Taken as a matter of pure grammar, the discussion of the statement relating to his mortgage was accurate; that is to say that, as of 23 April 2002, he had a mortgage of £350,000. However, in my view, the whole of this evidence is grossly misleading. The apology for being 3.7 per cent inaccurate was misleading because by the time of this witness statement, in January of this year, Mr Staines knew that his mortgage was not £363,000 but it was near £650,000.
Furthermore, any doubt as to whether or not this was meant to be a merely historic statement is put to rest by the concluding sentence, namely Mr Staines’ assertion that he has more than enough unencumbered funds in order to give a valid undertaking as to damages. In my view, Miss Smith is right when she says that Mr Staines has hidden his severely changed financial position.
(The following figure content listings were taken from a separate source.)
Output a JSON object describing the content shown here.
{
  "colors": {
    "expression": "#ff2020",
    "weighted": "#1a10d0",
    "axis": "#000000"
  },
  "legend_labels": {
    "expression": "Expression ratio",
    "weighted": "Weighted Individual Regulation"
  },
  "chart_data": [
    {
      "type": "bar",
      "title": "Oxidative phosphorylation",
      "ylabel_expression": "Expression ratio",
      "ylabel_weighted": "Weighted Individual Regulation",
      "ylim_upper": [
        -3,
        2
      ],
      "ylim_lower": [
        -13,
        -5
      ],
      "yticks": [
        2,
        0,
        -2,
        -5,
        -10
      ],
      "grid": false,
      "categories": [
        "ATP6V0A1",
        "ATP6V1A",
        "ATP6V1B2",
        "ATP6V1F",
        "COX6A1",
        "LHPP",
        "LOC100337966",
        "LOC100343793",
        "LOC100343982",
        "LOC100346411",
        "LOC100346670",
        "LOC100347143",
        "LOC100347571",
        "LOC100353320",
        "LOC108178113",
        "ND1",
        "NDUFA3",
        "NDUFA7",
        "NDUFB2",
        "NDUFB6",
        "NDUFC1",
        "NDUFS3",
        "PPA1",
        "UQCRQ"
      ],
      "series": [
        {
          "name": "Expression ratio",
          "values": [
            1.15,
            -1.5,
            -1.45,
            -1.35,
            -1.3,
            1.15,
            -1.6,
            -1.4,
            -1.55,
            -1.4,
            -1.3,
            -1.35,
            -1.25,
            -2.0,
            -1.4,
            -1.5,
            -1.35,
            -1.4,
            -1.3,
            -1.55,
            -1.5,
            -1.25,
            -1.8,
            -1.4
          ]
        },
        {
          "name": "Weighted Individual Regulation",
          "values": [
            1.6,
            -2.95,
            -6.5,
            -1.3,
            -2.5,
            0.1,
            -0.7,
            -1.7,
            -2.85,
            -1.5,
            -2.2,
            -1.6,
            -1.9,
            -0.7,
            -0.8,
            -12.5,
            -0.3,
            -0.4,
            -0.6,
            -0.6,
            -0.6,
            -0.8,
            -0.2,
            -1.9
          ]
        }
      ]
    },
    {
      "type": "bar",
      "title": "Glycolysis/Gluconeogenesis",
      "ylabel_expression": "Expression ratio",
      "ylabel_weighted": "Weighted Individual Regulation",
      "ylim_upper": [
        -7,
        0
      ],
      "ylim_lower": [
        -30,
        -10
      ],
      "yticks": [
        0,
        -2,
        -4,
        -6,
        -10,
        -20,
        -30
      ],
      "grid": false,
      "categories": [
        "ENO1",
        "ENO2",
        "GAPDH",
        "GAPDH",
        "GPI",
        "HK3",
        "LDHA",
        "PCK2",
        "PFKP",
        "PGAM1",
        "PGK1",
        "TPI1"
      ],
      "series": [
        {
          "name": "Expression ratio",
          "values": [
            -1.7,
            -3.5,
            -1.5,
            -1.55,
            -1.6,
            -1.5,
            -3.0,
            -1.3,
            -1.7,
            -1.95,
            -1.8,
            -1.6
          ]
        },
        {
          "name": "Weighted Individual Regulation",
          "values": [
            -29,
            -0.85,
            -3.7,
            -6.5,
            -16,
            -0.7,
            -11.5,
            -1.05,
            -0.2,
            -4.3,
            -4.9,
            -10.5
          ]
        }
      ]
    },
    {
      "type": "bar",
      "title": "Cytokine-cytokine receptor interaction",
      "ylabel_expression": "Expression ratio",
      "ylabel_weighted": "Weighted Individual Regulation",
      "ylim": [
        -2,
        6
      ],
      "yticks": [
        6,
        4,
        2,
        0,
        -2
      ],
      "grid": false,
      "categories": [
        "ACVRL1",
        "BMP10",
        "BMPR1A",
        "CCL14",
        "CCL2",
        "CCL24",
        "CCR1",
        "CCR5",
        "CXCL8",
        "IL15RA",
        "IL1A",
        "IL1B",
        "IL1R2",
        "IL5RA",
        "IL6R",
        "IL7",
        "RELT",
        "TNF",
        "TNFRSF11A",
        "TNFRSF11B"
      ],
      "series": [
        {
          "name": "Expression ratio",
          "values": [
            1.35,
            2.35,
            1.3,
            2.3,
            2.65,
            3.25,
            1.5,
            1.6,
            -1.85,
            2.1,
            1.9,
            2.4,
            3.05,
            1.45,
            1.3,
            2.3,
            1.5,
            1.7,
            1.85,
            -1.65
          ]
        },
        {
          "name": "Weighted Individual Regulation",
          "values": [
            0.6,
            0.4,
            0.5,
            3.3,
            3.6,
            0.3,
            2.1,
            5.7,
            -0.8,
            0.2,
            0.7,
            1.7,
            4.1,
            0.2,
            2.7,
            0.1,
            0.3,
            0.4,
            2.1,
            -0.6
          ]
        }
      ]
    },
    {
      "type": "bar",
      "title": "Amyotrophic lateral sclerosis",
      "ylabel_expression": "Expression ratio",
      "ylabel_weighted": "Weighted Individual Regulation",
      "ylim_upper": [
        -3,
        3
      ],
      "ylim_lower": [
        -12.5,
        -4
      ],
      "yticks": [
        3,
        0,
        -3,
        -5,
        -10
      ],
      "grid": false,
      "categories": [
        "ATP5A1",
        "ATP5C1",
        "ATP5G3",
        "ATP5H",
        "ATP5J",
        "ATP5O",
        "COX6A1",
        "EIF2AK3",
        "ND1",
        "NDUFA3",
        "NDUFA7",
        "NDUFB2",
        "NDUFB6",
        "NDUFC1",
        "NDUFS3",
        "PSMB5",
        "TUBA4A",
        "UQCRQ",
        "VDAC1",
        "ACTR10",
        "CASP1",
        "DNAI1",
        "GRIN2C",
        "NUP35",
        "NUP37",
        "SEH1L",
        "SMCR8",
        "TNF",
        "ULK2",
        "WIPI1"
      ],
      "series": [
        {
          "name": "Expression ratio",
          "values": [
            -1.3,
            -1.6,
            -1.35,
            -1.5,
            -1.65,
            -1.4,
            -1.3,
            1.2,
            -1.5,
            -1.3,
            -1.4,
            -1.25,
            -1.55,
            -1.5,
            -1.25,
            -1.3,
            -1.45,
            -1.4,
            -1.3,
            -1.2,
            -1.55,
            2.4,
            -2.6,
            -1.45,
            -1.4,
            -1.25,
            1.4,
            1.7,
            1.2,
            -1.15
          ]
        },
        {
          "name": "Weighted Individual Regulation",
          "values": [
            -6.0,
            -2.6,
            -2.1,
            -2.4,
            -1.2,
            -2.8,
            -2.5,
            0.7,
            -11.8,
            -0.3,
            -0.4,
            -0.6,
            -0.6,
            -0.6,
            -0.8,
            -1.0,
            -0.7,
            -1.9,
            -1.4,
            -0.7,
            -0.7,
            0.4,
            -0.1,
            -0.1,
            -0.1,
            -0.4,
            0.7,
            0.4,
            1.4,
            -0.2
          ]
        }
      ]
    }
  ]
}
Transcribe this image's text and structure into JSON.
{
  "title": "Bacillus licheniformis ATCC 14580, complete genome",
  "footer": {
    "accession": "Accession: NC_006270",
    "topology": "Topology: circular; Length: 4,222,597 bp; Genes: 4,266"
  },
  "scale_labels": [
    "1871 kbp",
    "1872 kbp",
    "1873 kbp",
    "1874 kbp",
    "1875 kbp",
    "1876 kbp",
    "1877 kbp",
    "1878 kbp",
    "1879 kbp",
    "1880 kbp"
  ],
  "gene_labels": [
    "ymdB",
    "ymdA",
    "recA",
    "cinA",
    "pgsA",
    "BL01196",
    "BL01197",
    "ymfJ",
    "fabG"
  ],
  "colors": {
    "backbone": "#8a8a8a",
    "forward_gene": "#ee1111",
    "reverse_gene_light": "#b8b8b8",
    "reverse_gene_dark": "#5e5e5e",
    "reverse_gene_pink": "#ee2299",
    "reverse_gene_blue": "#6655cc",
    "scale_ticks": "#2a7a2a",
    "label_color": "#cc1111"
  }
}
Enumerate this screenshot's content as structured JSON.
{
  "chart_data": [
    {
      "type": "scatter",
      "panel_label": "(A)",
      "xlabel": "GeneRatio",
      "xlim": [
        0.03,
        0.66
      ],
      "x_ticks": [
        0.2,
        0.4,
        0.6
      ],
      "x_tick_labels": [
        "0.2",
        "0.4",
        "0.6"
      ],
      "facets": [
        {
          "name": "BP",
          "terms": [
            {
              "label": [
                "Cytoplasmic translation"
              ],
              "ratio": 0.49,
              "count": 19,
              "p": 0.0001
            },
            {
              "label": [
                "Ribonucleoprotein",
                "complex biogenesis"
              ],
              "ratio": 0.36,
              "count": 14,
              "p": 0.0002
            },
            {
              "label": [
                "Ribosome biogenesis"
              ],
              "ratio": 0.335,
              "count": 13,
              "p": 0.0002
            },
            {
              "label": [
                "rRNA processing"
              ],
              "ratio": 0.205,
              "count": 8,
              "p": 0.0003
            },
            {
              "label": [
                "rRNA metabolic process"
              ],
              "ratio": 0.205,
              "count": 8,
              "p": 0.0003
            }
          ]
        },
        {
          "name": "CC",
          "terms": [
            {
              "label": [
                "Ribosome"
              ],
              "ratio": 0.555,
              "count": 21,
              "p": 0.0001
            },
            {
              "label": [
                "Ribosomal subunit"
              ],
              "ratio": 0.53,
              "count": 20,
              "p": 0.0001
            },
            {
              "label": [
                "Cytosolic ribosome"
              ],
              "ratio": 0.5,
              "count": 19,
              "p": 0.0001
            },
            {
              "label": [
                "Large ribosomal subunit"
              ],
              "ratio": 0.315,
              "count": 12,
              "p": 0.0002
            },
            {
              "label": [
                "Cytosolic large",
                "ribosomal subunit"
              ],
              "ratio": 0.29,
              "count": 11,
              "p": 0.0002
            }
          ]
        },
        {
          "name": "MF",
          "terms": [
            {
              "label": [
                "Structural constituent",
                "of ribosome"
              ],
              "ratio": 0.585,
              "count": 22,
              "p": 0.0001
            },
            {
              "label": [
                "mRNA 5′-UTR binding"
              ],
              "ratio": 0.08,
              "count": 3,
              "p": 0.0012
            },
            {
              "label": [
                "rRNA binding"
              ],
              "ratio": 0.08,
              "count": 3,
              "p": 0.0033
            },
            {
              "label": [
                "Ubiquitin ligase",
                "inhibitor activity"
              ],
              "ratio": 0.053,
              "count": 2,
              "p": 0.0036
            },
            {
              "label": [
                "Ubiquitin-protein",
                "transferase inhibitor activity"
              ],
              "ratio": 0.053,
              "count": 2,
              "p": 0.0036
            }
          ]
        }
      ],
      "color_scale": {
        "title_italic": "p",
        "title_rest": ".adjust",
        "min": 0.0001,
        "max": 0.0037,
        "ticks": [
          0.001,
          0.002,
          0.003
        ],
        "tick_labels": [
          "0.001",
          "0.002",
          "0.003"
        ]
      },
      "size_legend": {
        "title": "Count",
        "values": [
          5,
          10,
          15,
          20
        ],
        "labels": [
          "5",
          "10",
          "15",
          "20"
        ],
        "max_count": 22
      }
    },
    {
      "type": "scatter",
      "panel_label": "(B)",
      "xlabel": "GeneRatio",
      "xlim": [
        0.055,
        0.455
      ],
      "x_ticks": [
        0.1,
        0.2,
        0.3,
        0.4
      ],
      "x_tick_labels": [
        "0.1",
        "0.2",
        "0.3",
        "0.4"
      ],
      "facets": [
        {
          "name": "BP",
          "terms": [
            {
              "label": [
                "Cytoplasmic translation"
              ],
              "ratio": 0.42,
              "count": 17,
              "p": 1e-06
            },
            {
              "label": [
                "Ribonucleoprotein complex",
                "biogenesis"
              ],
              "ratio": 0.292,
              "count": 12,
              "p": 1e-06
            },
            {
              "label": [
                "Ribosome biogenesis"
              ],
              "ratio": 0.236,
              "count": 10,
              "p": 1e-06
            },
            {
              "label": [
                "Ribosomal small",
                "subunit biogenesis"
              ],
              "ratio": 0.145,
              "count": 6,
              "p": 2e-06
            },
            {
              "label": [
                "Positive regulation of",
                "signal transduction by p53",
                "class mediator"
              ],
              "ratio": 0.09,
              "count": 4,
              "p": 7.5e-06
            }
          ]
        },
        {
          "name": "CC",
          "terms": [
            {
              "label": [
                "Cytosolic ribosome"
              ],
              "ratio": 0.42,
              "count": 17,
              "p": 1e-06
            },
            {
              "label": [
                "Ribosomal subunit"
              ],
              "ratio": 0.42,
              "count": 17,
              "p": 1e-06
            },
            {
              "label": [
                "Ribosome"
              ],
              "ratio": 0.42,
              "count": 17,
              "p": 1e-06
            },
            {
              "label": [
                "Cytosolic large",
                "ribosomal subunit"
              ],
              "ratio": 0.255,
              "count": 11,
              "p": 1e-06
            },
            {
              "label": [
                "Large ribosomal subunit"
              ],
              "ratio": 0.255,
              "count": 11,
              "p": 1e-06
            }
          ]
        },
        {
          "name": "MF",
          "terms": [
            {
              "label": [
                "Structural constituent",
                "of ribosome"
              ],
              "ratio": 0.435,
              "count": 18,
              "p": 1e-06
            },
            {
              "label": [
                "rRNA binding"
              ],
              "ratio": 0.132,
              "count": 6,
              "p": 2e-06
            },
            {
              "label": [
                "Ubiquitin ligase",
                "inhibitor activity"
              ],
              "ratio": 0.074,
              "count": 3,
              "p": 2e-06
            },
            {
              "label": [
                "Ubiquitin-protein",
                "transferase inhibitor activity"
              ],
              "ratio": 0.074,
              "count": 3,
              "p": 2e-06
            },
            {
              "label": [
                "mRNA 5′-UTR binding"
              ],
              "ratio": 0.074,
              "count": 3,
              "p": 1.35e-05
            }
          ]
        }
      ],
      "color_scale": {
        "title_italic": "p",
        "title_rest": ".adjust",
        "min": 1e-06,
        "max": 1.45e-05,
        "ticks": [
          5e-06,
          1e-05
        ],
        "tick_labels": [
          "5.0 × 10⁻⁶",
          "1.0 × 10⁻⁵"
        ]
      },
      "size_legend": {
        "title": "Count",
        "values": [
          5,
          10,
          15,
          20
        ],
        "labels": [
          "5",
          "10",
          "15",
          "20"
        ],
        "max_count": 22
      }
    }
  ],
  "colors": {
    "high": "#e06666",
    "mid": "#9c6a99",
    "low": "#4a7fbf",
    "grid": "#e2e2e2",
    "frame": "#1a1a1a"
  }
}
Mr Edwards argues that although that witness statement was inappropriately drafted and that the language perhaps was unfortunate, the matter was made clear when another witness statement by a Miss Ahmed, an assistant solicitor in the firm acting on behalf of Mr Staines, was sworn in mid-March. That witness statement contains at its very end a brief paragraph which reads as follows:
“The mortgage redemption figure for the property is £636,262.24 as of 13th March 2003. A copy of the redemption statement for the property is located pages 2-6 of Exhibit RA2”
Even that does not explain that the re-mortgaging took place in August of the previous year, over six months earlier. No explanation has been given for why Mr Staines did not come clean on this matter earlier. The matter does not end there.
Shortly before this application came on, it was disclosed that a substantial part of the sum raised by the re-mortgaging had been placed with Mr Staines’ solicitors. During the course of the hearing today I asked Mr Edwards how much was still there, it having been said that some was there in part to meet Mr Staines’ obligation to pay costs to his own legal team.
Mr Edwards disclosed, as I understand for the first time, on instructions -- and I should make it clear I have no reason to believe at all that Mr Edwards was aware of this before the commencement of this hearing today -- that there was no money left with the solicitors. Of the £300,000 which had been raised by re-mortgaging, only £120,000 remains. It is not now with the solicitors but is held in a variety of accounts.
In my view, it would be wholly inappropriate to extend, in any way, the freezing order which was made last year. Had there been before me an application to discharge that order even at this stage, I would have given it serious consideration. However Miss Smith, on behalf of her client, has made it clear that her client does not intend to withdraw from court the £180,001 that he has paid in. The result is that the existing freezing order has expired by virtue of the payment in of that amount.
For these reasons I will dismiss Mr Staines’ application.